I have come to think of my relationship with Sami as similar to the relationship between a stream and its bank (in our case, I’m not sure who was the water, and who was the earth). The stream shapes the bank, and the bank guides the stream. One of those elements is gone now. And I’m not sure if I’m water running without direction (it feels that way some days) or a sad stream bank bereft of its life-giving water (which also describes my life at times). I do feel like part of my search for who I am now is paying attention to where my life is flowing. And to what is guiding my direction.


Last week, I participated in a webinar organized by UCSF for caregivers. One of the things I’ve struggled with since Sami’s death is that I can’t call myself a caregiver any more (or at least it seems that way to me). But the webinar speaker, a Canadian woman named Laura Dill (who incredibly lost both parents and an in-law to glioblastoma) suggested that we’re all still caretakers - of our loved ones’ legacies.


Part of Sami’s legacy is the strong, intelligent, funny daughters (young women!) that we raised. In my last blog post, I remarked that I had to do doubletakes during my time with Lara and Emma in Idaho. Their expressions, their mannerisms, their appearance - their senses of humor - all reminded me of Sami. I am proud beyond expression to be their dad; Sami would be (is!) proud of who they are today. Part of my purpose now, then, is to be here for the important milestones in their lives. To the extent I can control how long I get to stick around.
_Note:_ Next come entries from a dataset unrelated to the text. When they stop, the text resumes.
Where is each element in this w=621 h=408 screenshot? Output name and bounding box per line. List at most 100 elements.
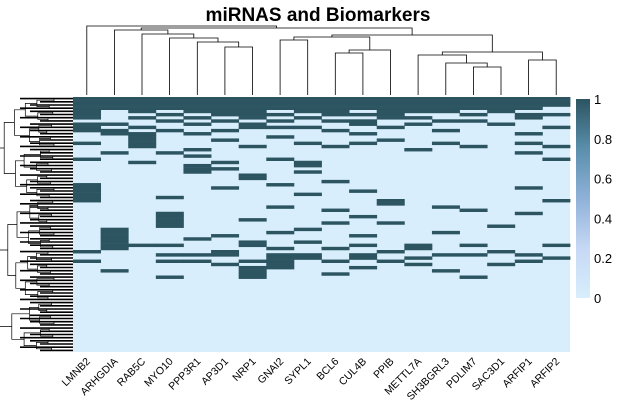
column-dendrogram-branch: [86, 25, 277, 95]
heatmap-cell: [155, 243, 184, 248]
heatmap-cell: [238, 240, 267, 244]
heatmap-cell: [73, 122, 102, 126]
heatmap-cell: [321, 100, 350, 104]
colorbar: [576, 99, 590, 298]
heatmap-cell: [211, 253, 240, 257]
heatmap-cell: [183, 103, 212, 107]
heatmap-cell: [321, 144, 350, 149]
heatmap-cell: [266, 119, 295, 123]
heatmap-cell: [349, 253, 378, 257]
heatmap-cell: [73, 100, 102, 104]
heatmap-cell: [100, 100, 129, 104]
heatmap-cell: [128, 97, 157, 101]
heatmap-cell: [183, 122, 212, 126]
heatmap-cell: [238, 97, 267, 101]
heatmap-cell: [376, 103, 405, 107]
heatmap-cell: [183, 259, 212, 263]
heatmap-cell: [431, 103, 460, 107]
column-dendrogram-branch: [334, 52, 364, 95]
heatmap-cell: [542, 243, 571, 248]
heatmap-cell: [100, 227, 129, 232]
heatmap-cell: [238, 259, 267, 263]
heatmap-cell: [376, 116, 405, 120]
heatmap-cell: [73, 199, 102, 203]
heatmap-cell: [542, 97, 571, 101]
heatmap-cell: [100, 106, 129, 110]
heatmap-cell: [293, 256, 322, 260]
heatmap-cell: [100, 97, 129, 101]
colorbar-tick-label: 0.4: [594, 211, 612, 226]
heatmap-cell: [459, 144, 488, 149]
heatmap-cell: [293, 253, 322, 257]
heatmap-cell: [128, 132, 157, 136]
row-dendrogram-branch: [15, 262, 28, 289]
heatmap-cell: [211, 112, 240, 117]
heatmap-cell: [238, 125, 267, 130]
heatmap-cell: [73, 128, 102, 133]
heatmap-cell: [211, 103, 240, 107]
colorbar-tick-label: 0: [594, 291, 601, 306]
heatmap-cell: [376, 109, 405, 114]
heatmap-cell: [349, 119, 378, 123]
column-label: ARFIP1: [500, 356, 535, 391]
heatmap-cell: [100, 243, 129, 248]
heatmap-cell: [100, 103, 129, 107]
column-label: GNAI2: [255, 356, 286, 387]
heatmap-cell: [100, 128, 129, 133]
heatmap-cell: [183, 170, 212, 174]
heatmap-cell: [238, 218, 267, 222]
colorbar-tick-label: 1: [594, 92, 601, 107]
heatmap-cell: [293, 227, 322, 232]
heatmap-cell: [266, 125, 295, 130]
heatmap-cell: [376, 250, 405, 254]
heatmap-cell: [211, 160, 240, 165]
heatmap-cell: [321, 109, 350, 114]
heatmap-cell: [155, 214, 184, 219]
heatmap-cell: [266, 135, 295, 139]
heatmap-cell: [349, 122, 378, 126]
color-legend: 0 0.2 0.4 0.6 0.8 1: [576, 92, 612, 306]
heatmap-cell: [238, 103, 267, 107]
heatmap-cell: [404, 97, 433, 101]
heatmap-cell: [349, 256, 378, 260]
heatmap-cell: [183, 148, 212, 152]
heatmap-cell: [100, 269, 129, 273]
heatmap-cell: [404, 148, 433, 152]
heatmap-cell: [73, 183, 102, 187]
heatmap-cell: [514, 259, 543, 263]
heatmap-cell: [459, 253, 488, 257]
heatmap-cell: [238, 116, 267, 120]
column-dendrogram-branch: [196, 41, 240, 95]
heatmap-cell: [266, 265, 295, 270]
heatmap-cell: [404, 243, 433, 248]
heatmap-cell: [487, 106, 516, 110]
heatmap-cell: [293, 125, 322, 130]
heatmap-cell: [514, 141, 543, 146]
heatmap-cell: [155, 100, 184, 104]
heatmap-cell: [266, 106, 295, 110]
heatmap-cell: [183, 132, 212, 136]
heatmap-cell: [349, 112, 378, 117]
heatmap-cell: [155, 211, 184, 216]
chart-title: miRNAS and Biomarkers: [206, 5, 431, 26]
heatmap-cell: [100, 132, 129, 136]
heatmap-cell: [155, 97, 184, 101]
heatmap-cell: [487, 103, 516, 107]
heatmap-cell: [431, 128, 460, 133]
column-dendrogram-branch: [114, 29, 169, 95]
heatmap-cell: [487, 109, 516, 114]
heatmap-cell: [404, 106, 433, 110]
heatmap-cell: [321, 179, 350, 184]
heatmap-cell: [321, 272, 350, 276]
heatmap-cell: [155, 112, 184, 117]
heatmap-cell: [238, 122, 267, 126]
heatmap-cell: [73, 116, 102, 120]
heatmap-cell: [266, 205, 295, 209]
column-dendrogram-branch: [348, 49, 391, 95]
heatmap-cell: [404, 246, 433, 251]
heatmap-cell: [487, 250, 516, 254]
heatmap-cell: [211, 186, 240, 190]
heatmap-cell: [238, 265, 267, 270]
heatmap-cell: [321, 221, 350, 225]
heatmap-cell: [376, 259, 405, 263]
Part of Sami’s legacy is the community where we spent our lives together. She gave so much back - to 4-H, to youth soccer, to the Future Farmers of America program at Placer High School. To the livestock (and especially the horse) communities. While I’ve moved away from that community, I’ll always be part of it (and it will be part of me). In a small way, the gifts that our friends and family gave to the Placer FFA scholarship program after Sami passed is an opportunity to continue her legacy of community support. I’m looking for ways to build this legacy in perpetuity.


After we began to grasp the full magnitude of Sami’s glioblastoma diagnosis in the spring of 2023, Sami told me that when she died, she hoped her experience (and her remains) would help doctors understand more about the disease. While we’d hoped to make a direct contribution to glioblastoma research, we were only able to provide Sami’s remains to the general donation program supporting the UCSF medical school. I feel like part of caring for Sami’s legacy will involve supporting direct research into the treatment of this horrible cancer. I’m not sure what that looks like yet.


And finally, I think part of Sami’s legacy is the grief I’ve experienced since her diagnosis - and especially since her passing. Shortly after Sami’s first craniotomy, she asked me to write a blog post about what was happening. Looking back, this felt like Sami was acknowledging my role in our relationship - the role of communicator. She trusted me to share what our family was experiencing with our community. At the time, I felt like she complimented my writing ability.


I don’t know that I’ve been particularly eloquent, but I do think that I’ve been given the gift of vulnerability. In my writing, I’ve tried to be open and honest about my grief. Selfishly, my writing has allowed me to get some of these emotions “out” - out into the world, out of my system. I hope that my openness about our experience has helped others cope with their own grief in some small way. I’ve long thought about writing a book, but have always held back because I didn’t feel like I’d experienced enough adversity. Now that I have the experience, I struggle with how to write a happy (or at least a positive ending). We’ll see….


In the meantime, I’m grateful my self-identity still includes “dad,” “brother,” and “son.” I’m also grateful that my identity is still “Sami’s husband.” Perhaps our legacy together is that we were a stream and streambank - we shaped each other; we guided each other.